It comes down on Monday, but if you are near Kingsport TN this weekend, there is still time to see a very good show at the Renaissance Center. The Appalachian Art Show for 2019 was juried by the Art Department curator at ETSU. She likes my work so I kind of expected to get in. But only one of my entries made it. The show this year is strong with a number of examples of really fine regional work. I was heartened that I got even one piece in once I took in all that did get selected.

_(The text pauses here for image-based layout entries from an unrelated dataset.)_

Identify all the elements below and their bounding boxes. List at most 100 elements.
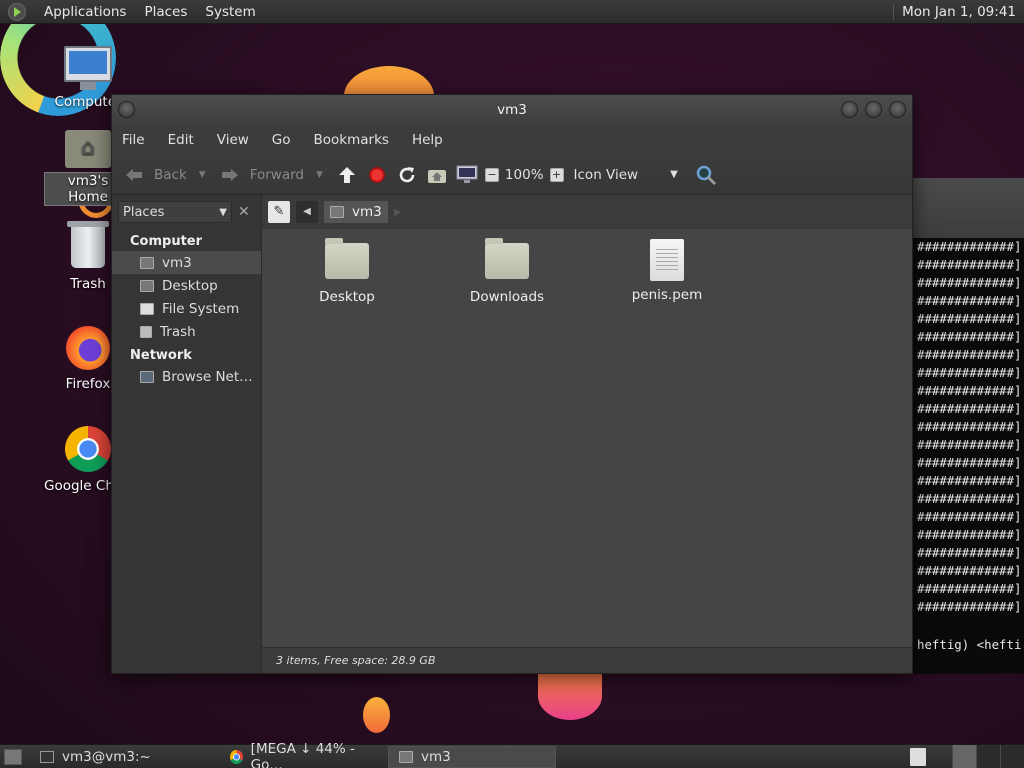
show-desktop-button[interactable]	[4, 748, 22, 765]
menu-bookmarks[interactable]: Bookmarks	[314, 132, 400, 148]
drive-icon	[140, 302, 154, 315]
menu-help[interactable]: Help	[412, 132, 454, 148]
reload-button[interactable]	[395, 163, 419, 187]
file-item-desktop[interactable]: Desktop	[292, 238, 402, 305]
folder-icon	[325, 238, 369, 279]
trash-icon	[140, 325, 152, 338]
wallpaper-shape	[363, 697, 390, 733]
chrome-icon	[230, 749, 243, 764]
reload-icon	[399, 166, 415, 182]
computer-icon	[64, 46, 112, 90]
up-button[interactable]	[335, 163, 359, 187]
zoom-in-button[interactable]: +	[549, 167, 564, 182]
terminal-prompt[interactable]: heftig) <hefti	[903, 636, 1024, 654]
menu-go[interactable]: Go	[272, 132, 302, 148]
back-button[interactable]: Back	[122, 163, 187, 187]
sidebar-item-vm3[interactable]: vm3	[112, 251, 261, 274]
sidebar-item-network[interactable]: Browse Net…	[112, 365, 261, 388]
forward-history-arrow[interactable]: ▼	[316, 170, 323, 180]
home-icon	[140, 256, 154, 269]
computer-icon	[456, 165, 478, 183]
zoom-level: 100%	[504, 166, 544, 183]
folder-icon	[485, 238, 529, 279]
taskbar-item-terminal[interactable]: vm3@vm3:~	[30, 746, 220, 768]
window-titlebar[interactable]: vm3	[112, 95, 912, 125]
sidebar-item-label: Desktop	[162, 277, 218, 294]
home-icon	[427, 169, 446, 183]
close-button[interactable]	[889, 101, 906, 118]
search-icon	[696, 165, 716, 185]
menu-logo-icon[interactable]	[8, 2, 26, 21]
notes-icon[interactable]	[910, 747, 926, 766]
window-title: vm3	[497, 102, 527, 118]
chevron-down-icon: ▼	[219, 206, 227, 218]
menu-view[interactable]: View	[217, 132, 260, 148]
maximize-button[interactable]	[865, 101, 882, 118]
file-name: Downloads	[469, 289, 545, 305]
taskbar-item-label: [MEGA ↓ 44% - Go…	[250, 740, 355, 768]
sidebar-item-label: File System	[162, 300, 240, 317]
edit-location-button[interactable]: ✎	[268, 201, 290, 223]
sidebar-section-title: Computer	[130, 234, 203, 249]
terminal-window[interactable]: #############] #############] ##########…	[902, 178, 1024, 674]
window-menu-button[interactable]	[118, 101, 135, 118]
arrow-up-icon	[338, 166, 355, 183]
network-icon	[140, 370, 154, 383]
bottom-panel: vm3@vm3:~ [MEGA ↓ 44% - Go… vm3	[0, 741, 1024, 768]
path-scroll-right-button[interactable]: ▶	[394, 207, 402, 218]
taskbar-item-file-manager[interactable]: vm3	[388, 745, 556, 768]
path-scroll-left-button[interactable]: ◀	[296, 201, 318, 223]
zoom-out-button[interactable]: −	[484, 167, 499, 182]
path-crumb-vm3[interactable]: vm3	[324, 201, 388, 223]
sidebar-header: Places ▼ ✕	[112, 195, 261, 229]
forward-label: Forward	[249, 166, 304, 183]
menubar: File Edit View Go Bookmarks Help	[112, 125, 912, 155]
location-bar: ✎ ◀ vm3 ▶	[262, 195, 912, 229]
back-history-arrow[interactable]: ▼	[199, 170, 206, 180]
minimize-button[interactable]	[841, 101, 858, 118]
close-icon[interactable]: ✕	[238, 204, 250, 220]
chevron-down-icon: ▼	[670, 169, 678, 180]
toolbar: Back ▼ Forward ▼ − 100% + Icon View ▼	[112, 155, 912, 195]
icon-view[interactable]: Desktop Downloads penis.pem	[262, 229, 912, 647]
status-bar: 3 items, Free space: 28.9 GB	[262, 647, 912, 673]
path-crumb-label: vm3	[352, 204, 382, 220]
sidebar-item-trash[interactable]: Trash	[112, 320, 261, 343]
computer-button[interactable]	[455, 163, 479, 187]
view-mode-select[interactable]: Icon View ▼	[574, 167, 678, 183]
stop-icon	[368, 166, 385, 183]
clock[interactable]: Mon Jan 1, 09:41	[893, 3, 1016, 20]
workspace-switcher	[910, 744, 1024, 768]
forward-button[interactable]: Forward	[218, 163, 304, 187]
stop-button[interactable]	[365, 163, 389, 187]
menu-file[interactable]: File	[122, 132, 156, 148]
sidebar-section-title: Network	[130, 348, 192, 363]
home-button[interactable]	[425, 163, 449, 187]
taskbar-item-label: vm3@vm3:~	[62, 748, 151, 765]
workspace-3[interactable]	[1000, 744, 1024, 768]
file-name: penis.pem	[631, 287, 703, 303]
home-icon	[330, 206, 344, 218]
sidebar-item-file-system[interactable]: File System	[112, 297, 261, 320]
applications-menu[interactable]: Applications	[44, 4, 126, 20]
top-panel: Applications Places System Mon Jan 1, 09…	[0, 0, 1024, 24]
trash-icon	[67, 221, 109, 268]
back-label: Back	[154, 166, 187, 183]
sidebar-item-desktop[interactable]: Desktop	[112, 274, 261, 297]
sidebar: Places ▼ ✕ Computer vm3 Desktop File Sys…	[112, 195, 262, 673]
menu-edit[interactable]: Edit	[168, 132, 205, 148]
view-mode-label: Icon View	[573, 166, 639, 183]
sidebar-pane-select[interactable]: Places ▼	[118, 201, 232, 223]
search-button[interactable]	[694, 163, 718, 187]
taskbar-item-chrome[interactable]: [MEGA ↓ 44% - Go…	[220, 741, 388, 768]
places-menu[interactable]: Places	[144, 4, 187, 20]
workspace-2[interactable]	[976, 744, 1000, 768]
desktop-icon	[140, 279, 154, 292]
system-menu[interactable]: System	[205, 4, 255, 20]
workspace-1[interactable]	[952, 744, 976, 768]
sidebar-pane-label: Places	[123, 204, 165, 220]
terminal-icon	[40, 750, 54, 763]
terminal-titlebar[interactable]	[903, 178, 1024, 238]
file-item-downloads[interactable]: Downloads	[452, 238, 562, 305]
file-item-pem[interactable]: penis.pem	[612, 239, 722, 303]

What is striking in this year’s collection is the number of pieces that are ponderous and dark, with titles like “Premonition Destruction”, “A Blood Black Nothingness” and “Beauty Sleeps”. One landscape was a deep roiling sea with a lone raven searching for land. The best in show winner is Michelle O’Patrick-Ollis’ “Stage 4-Ressurecting Mama”. Her mother’s face is heavy with wistful thought, almost pressed right at yours on the picture plane. This is both honest and true, expressed with fugitive materials (coffee, conte and pastel) while recording the depth of hope that lives beyond this vanishing threshold.
Not all the work spoke so confidently. In fact, there is despair in the room. I feel it also out on the airwaves, and in hearts that I pray for. No wonder the artists are showing us this. Our days are hard and there is a foreboding sense, like a gray fog, which is moving in. Only the brave speak of it. Artists are brave ones. And sometimes they are like weather vanes, sensing the change happening before others can articulate it. Many artists seem to know “that the world is an uninhabitable place, temporary at best, the delicate balance between eternities…” as poet laureate Dana Gioia writes in The End.
Search his work and others who are not afraid to speak what they are pondering carefully while still offering the viewer some thoughtful hope, showing “what still matters”.